You can find regional sweets of the baked and fried varieties all around Oaxaca City just about any day of the year, but it’s during festival weeks that these treats take center stage. Popping up street-side and outside churchyards, you’ll find the street-food stands of your dreams, all selling a variety of goods with creamy centers and meringue tops. Which will you choose?

The most common festival treats in Oaxaca are meringue-based and you’ll find them on almost every dessert table. They’re usually paired with a sweet egg crust and topped with sugar: turong, a heaping pile of meringue dusted with sugar; tortita or casquito, a small, crispy pie filled with meringue and topped with a cross of pink sugar; and rollitos, a crispy tube filled in with piped meringue.

Next up, coconut-laced sweets. You’ll find empanadas packed with shredded coconut, coconut cake with heaps of shredded coconut, and coconut fried into cruncy macaroons.

Filling in the gap are cookies though you won’t find any chocolate chips here. Simple sugar cookies are the prize to be had or menguanitos (sometimes written nenguanitos). To make these, pork fat is mixed with flour and piloncillo then the dough is formed into small cookies, fried, stacked in piles of four or five, and drenched in honey.

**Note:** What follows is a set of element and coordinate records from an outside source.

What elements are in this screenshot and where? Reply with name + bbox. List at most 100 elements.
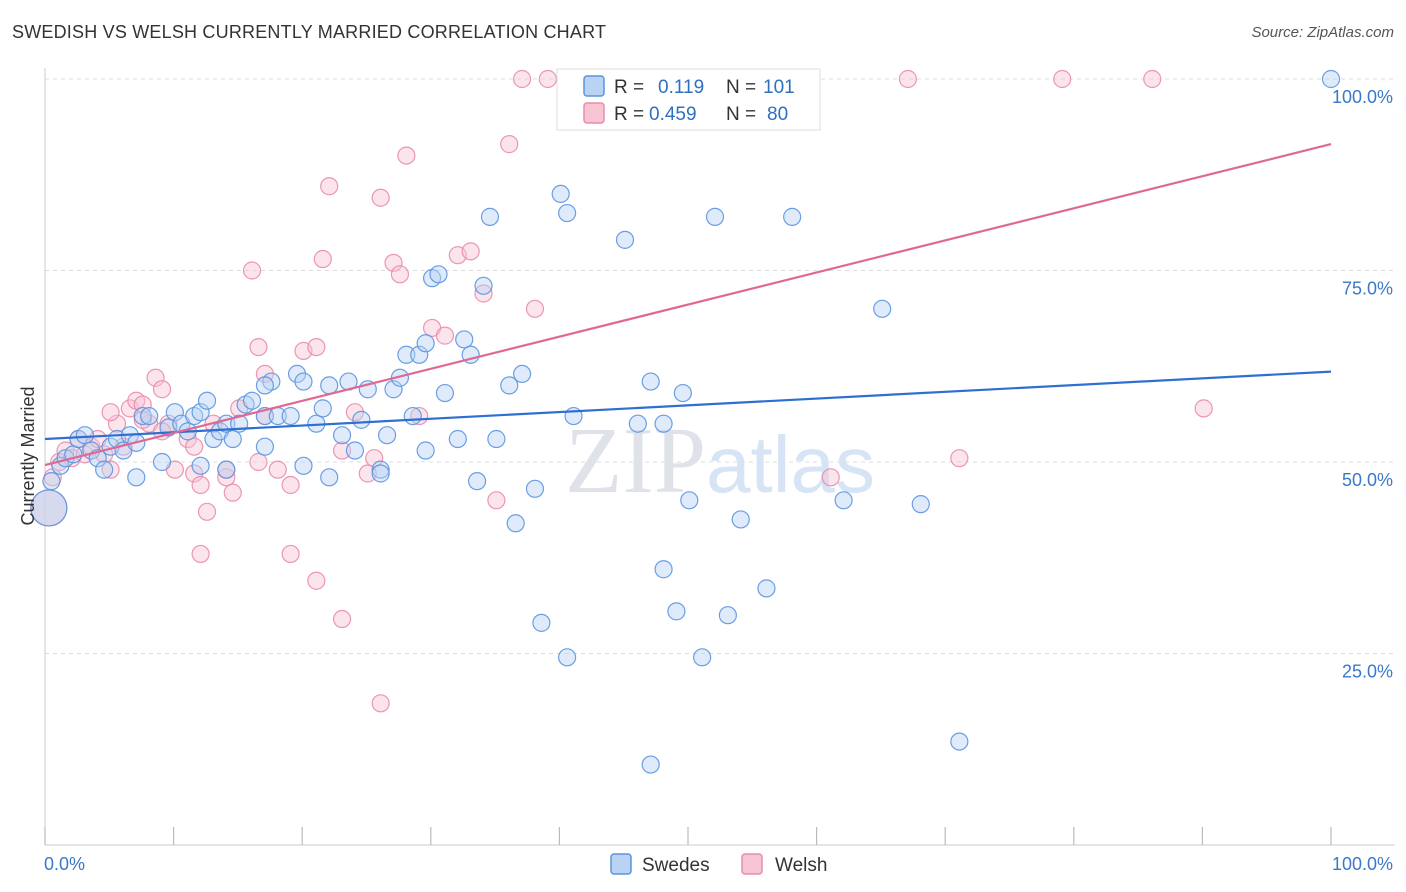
- swedes-point: [783, 207, 802, 226]
- welsh-point: [197, 502, 217, 521]
- swedes-point: [435, 383, 455, 403]
- swedes-point: [487, 429, 506, 449]
- welsh-point: [217, 468, 236, 487]
- welsh-point: [281, 475, 300, 495]
- bottom-legend-welsh-swatch: [741, 853, 763, 875]
- swedes-point: [416, 441, 435, 460]
- legend-swedes-n-value: 101: [763, 77, 795, 98]
- swedes-point: [281, 406, 300, 426]
- legend-swedes-r-label: R =: [614, 77, 644, 98]
- swedes-point: [133, 406, 152, 426]
- swedes-trendline: [44, 370, 1332, 441]
- y-tick-labels: 25.0% 50.0% 75.0% 100.0%: [1332, 87, 1393, 682]
- bottom-legend-swedes-label: Swedes: [642, 855, 710, 876]
- swedes-point: [140, 406, 159, 426]
- swedes-point: [448, 429, 467, 449]
- swedes-point: [455, 330, 474, 349]
- swedes-point: [834, 491, 853, 510]
- swedes-point: [615, 230, 635, 249]
- swedes-point: [873, 299, 892, 318]
- bottom-legend-swedes-swatch: [610, 853, 632, 875]
- swedes-point: [628, 414, 647, 433]
- swedes-point: [345, 441, 365, 460]
- x-tick-labels: 0.0% 100.0%: [44, 854, 1393, 874]
- welsh-point: [320, 177, 339, 196]
- source-label: Source: ZipAtlas.com: [1251, 24, 1394, 41]
- welsh-point: [242, 261, 262, 280]
- welsh-point: [474, 284, 493, 303]
- swedes-point: [667, 602, 686, 621]
- swedes-point: [525, 479, 545, 498]
- legend-welsh-swatch: [583, 102, 605, 124]
- welsh-point: [307, 338, 326, 357]
- swedes-point: [757, 579, 776, 598]
- swedes-point: [313, 399, 332, 418]
- swedes-point: [480, 207, 500, 226]
- welsh-point: [500, 135, 519, 154]
- swedes-point: [551, 184, 570, 203]
- swedes-point: [255, 437, 275, 456]
- welsh-point: [1143, 69, 1162, 89]
- swedes-point: [152, 452, 172, 472]
- welsh-point: [384, 253, 403, 272]
- welsh-point: [365, 449, 384, 468]
- swedes-point: [242, 391, 262, 410]
- swedes-point: [384, 380, 403, 399]
- swedes-point: [731, 510, 750, 529]
- swedes-point: [217, 460, 236, 479]
- welsh-point: [538, 69, 557, 89]
- welsh-point: [898, 69, 918, 89]
- gridlines: [45, 78, 1395, 654]
- welsh-point: [1194, 399, 1213, 418]
- swedes-point: [403, 406, 422, 426]
- swedes-point: [371, 460, 390, 479]
- welsh-point: [185, 437, 204, 456]
- swedes-point: [371, 464, 390, 483]
- swedes-point: [705, 207, 725, 226]
- swedes-point: [397, 345, 416, 364]
- welsh-point: [390, 265, 410, 284]
- swedes-point: [718, 606, 737, 625]
- swedes-point: [950, 732, 969, 751]
- swedes-point: [165, 403, 184, 422]
- swedes-point: [30, 489, 68, 527]
- legend-swedes-r-value: 0.119: [658, 77, 704, 98]
- swedes-point: [474, 276, 493, 295]
- swedes-point: [223, 429, 242, 449]
- y-tick-label: 100.0%: [1332, 87, 1393, 107]
- welsh-point: [332, 441, 352, 460]
- chart-title: SWEDISH VS WELSH CURRENTLY MARRIED CORRE…: [12, 22, 607, 42]
- welsh-point: [223, 483, 242, 502]
- y-tick-label: 50.0%: [1342, 470, 1393, 490]
- swedes-point: [95, 460, 114, 479]
- swedes-point: [294, 372, 313, 391]
- welsh-point: [1053, 69, 1072, 89]
- welsh-point: [821, 468, 840, 487]
- swedes-point: [532, 613, 551, 632]
- welsh-point: [107, 414, 127, 433]
- welsh-point: [525, 299, 545, 318]
- legend: R = 0.119 N = 101 R = 0.459 N = 80: [556, 68, 821, 131]
- welsh-point: [371, 188, 390, 207]
- swedes-point: [416, 334, 435, 353]
- legend-welsh-n-label: N =: [726, 104, 756, 125]
- swedes-point: [654, 414, 673, 433]
- bottom-legend-welsh-label: Welsh: [775, 855, 827, 876]
- swedes-point: [641, 372, 660, 391]
- welsh-point: [307, 571, 326, 590]
- welsh-point: [101, 460, 120, 479]
- trendlines: [44, 143, 1332, 467]
- swedes-point: [255, 376, 275, 395]
- axes: [44, 68, 1395, 846]
- welsh-point: [152, 380, 172, 399]
- swedes-point: [513, 364, 532, 384]
- swedes-point: [42, 472, 61, 491]
- welsh-point: [950, 449, 969, 468]
- y-axis-label: Currently Married: [18, 386, 38, 525]
- swedes-point: [320, 468, 339, 487]
- watermark: ZIPatlas: [565, 409, 875, 513]
- swedes-point: [693, 648, 712, 667]
- swedes-point: [197, 391, 217, 410]
- swedes-point: [352, 410, 371, 429]
- swedes-point: [558, 648, 577, 667]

Oaxaca’s other fine festival dessert tradition is mamon, a yellow cake similar to Salvadorian marquesote. A mix of egg yolks and whipped whites, sugar, flour, cornmeal, and vinegar, it’s tangy and dense. If you really want to appreciate this treat, pair it with a few scoops of burnt milk ice cream (leche quemada, another local favorite) or a drizzle of condensed milk.

You can grab a wide selection of dulces regionales at the two biggest markets in town, 20 de Noviembre and Central de Abastos. But if you really want to enjoy yourself, head over to the Basilica of Our Lady of Solitude (Basílica de Nuestra Señora de la Soledad). There, you’ll find a variety of popular local sweet stands, benches, and a few quiet corners perfect for people watching. Better yet, you can cross the small platform outside the church and buy your favorite ice cream to go with it.